Thursday, May 27, 2010

Motivate

12 weeks PP
Weight: 139 lbs
Weight lost: 47 lbs
Goal obtained: begin fast twitch classes


I could not have hit my goal at a better time. Hitting 12 weeks I am tired, hungry and bored. I am tired of being tired, hungry and bored. The excitement of being able to walk up stairs has worn off a little. Running is getting mundane. I am dying for real meals made of real food on a regular basis.

I now have to find a way to change things up to get back to that place of appreciation that I had felt not long ago.

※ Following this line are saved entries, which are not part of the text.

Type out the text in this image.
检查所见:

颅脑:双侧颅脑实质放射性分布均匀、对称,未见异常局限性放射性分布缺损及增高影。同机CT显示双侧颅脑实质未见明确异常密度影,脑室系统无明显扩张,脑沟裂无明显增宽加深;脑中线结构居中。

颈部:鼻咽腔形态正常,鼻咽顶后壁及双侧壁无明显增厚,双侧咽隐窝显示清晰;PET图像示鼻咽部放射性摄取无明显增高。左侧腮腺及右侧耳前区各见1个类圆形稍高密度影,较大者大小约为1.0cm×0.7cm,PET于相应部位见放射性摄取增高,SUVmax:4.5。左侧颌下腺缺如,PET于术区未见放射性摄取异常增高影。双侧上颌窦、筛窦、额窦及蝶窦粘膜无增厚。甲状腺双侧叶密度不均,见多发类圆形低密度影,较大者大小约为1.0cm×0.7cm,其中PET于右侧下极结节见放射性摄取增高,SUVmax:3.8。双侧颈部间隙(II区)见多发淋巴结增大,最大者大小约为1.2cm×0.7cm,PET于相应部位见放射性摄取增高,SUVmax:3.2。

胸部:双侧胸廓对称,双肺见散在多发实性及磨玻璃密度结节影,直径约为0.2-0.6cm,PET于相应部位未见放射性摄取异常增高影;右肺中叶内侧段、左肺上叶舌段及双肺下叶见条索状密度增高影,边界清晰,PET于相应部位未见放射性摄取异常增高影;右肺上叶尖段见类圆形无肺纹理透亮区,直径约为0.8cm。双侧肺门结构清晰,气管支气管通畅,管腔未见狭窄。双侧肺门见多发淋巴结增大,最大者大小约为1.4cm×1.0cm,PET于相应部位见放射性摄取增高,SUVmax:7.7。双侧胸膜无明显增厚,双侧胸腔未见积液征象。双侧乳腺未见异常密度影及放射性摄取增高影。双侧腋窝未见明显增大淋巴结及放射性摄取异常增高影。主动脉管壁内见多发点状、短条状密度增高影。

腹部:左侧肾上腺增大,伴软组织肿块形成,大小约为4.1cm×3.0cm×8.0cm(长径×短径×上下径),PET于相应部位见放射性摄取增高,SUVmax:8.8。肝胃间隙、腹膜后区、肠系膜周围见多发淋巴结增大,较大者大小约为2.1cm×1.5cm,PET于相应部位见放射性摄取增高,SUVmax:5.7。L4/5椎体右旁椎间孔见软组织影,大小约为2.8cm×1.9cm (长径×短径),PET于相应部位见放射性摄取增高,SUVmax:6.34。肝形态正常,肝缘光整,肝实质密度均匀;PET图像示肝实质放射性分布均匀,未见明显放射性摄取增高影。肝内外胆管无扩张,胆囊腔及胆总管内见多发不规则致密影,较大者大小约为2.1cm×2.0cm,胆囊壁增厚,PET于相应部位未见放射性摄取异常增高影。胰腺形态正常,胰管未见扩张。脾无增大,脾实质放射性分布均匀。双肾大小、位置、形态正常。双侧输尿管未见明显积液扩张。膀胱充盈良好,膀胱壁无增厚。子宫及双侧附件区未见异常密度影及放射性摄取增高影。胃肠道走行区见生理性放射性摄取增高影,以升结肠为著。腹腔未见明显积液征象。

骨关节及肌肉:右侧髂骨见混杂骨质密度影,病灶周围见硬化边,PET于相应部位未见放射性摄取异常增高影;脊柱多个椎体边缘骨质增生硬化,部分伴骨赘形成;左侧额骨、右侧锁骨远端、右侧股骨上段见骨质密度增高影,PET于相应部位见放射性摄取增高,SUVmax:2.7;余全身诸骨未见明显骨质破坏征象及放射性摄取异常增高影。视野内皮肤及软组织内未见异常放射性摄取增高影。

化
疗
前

Hitting a goal. That is exciting! This goal is a way to take my motivation to an entire new level. I am not a fan of exercise classes and the thought of doing walking lunges around a park in bootcamp makes me cringe. Fast Twitch class is the only class I have ever taken in 10 years and 10 gyms that I have loved, seen results and kept going 3 days a week for a year. Not only did I lose the 70 lbs from my first pregnancy by incorporating this class but I got my favorite body ever out of it.

I took off entirely during the pregnancy and needed to build up some stamina before taking it after. This is a music pumping, circuit weight lifting class. I only take it because every exercise insures good form, they don't make you do anything crazy and unsafe (such is the trend these days) and the members take this class so seriously and sweat so much it is more than motivating!

I began taking it on Saturday. The music started and immediately I knew I was home. My adrenaline pumped and even the fact that I was the only female in a ratty old tshirt (or a tshirt at all, in fact) could not sway me from feeling strong and powerful.

The goal to this class (or any) is consistency. Remember that word? No matter how tired I always made it to that class. No matter what happened I always made it to that class. I missed it so much during my pregnancy. Starting up again has already motivated me to find my groove and appreciate the art of the sweat again.

Change it up. My trips to the gym and my 30 min run on the treadmill are becoming more infrequent. I am finding excuses of why I can't make it. There is so much dread with the thought of staying on that spinning piece of rubber that I had to change it up.

I revisited an old workout that I used as my cardio when I worked out with a trainer.
5 min warm up
1 min moderate intensity
1 min hard intensity
1 min full out sprint
repeat 7 times.

Mentally, the breakdown of 7 x 3 min clusters of running is just easy. All numbers you can keep track of and count down in your head. The watching of the clock for that minute and thinking "I can do anything for a minute" keeps your mind off the fact that you are not going anywhere. Not to mention, it's speed work, it gets you sweating and the levels continually adjust as your endurance increases. And I'm still out of there in 30 mins. Perfect!

Food: I am so excited my food comes tomorrow. Remember, this is a weight loss tool by default. I am using it so that I don't skip meals, not to just have someone else do the legwork of portion control and calorie counting for me. I have to learn how to do that myself again. But until I have the chance to sit down and eat breakfast and lunch that my husband does, I have decided 12 weeks is long enough to go hungry. And as a bonus it will help our marriage. It will end the resentment I have that my husband gets to sit down and eat those two meals!

Taking care of myself: Although I have ventured out of my black yoga pants only about 5 times, I am taking steps towards the end result. Hair cuts, hair color, seeing a dermatologist to get things removed, peeled and scrubbed, waxing, latisse-they are all setting me up so when I do get dressed again and go out, I will feel and look my best.

Next up: the teeth. This is random but since I have had kids I do not receive compliments on my white smile anymore. Not sure if it's because I don't in fact smile anymore, or because my teeth have dulled. My dentist must have spoken to my husband before our last visit because he talked me out of my much desired veneers. (at $1300 a tooth, I think that was a good call). But he did mention he could do some cosmetic shaving to even out my teeth that would leave them looking more white (the bottoms of my teeth are slightly transparent making them look darker). Considering it saves me $1300/tooth, I'm in!

Steak dinner: Food should never be a reward to weight loss. But tonight it is. A big steak dinner with dessert and lots of wine. Or is it wine and lots of dessert? Either way, all this hard work has got to be enjoyed with more than just more working out. You can definitely do a steak dinner without blowing your hard work. Tonight, however, I will not be doing it that way. I will be adding everything I can, eating everything I can and drinking as much as I can. It's been 10 weeks since I have sat down to a real meal without kids and I figure that ain't hurtin' anything.

Cheers!!!

1 comment:

  1. Great job! You sound like you are definately motivated!!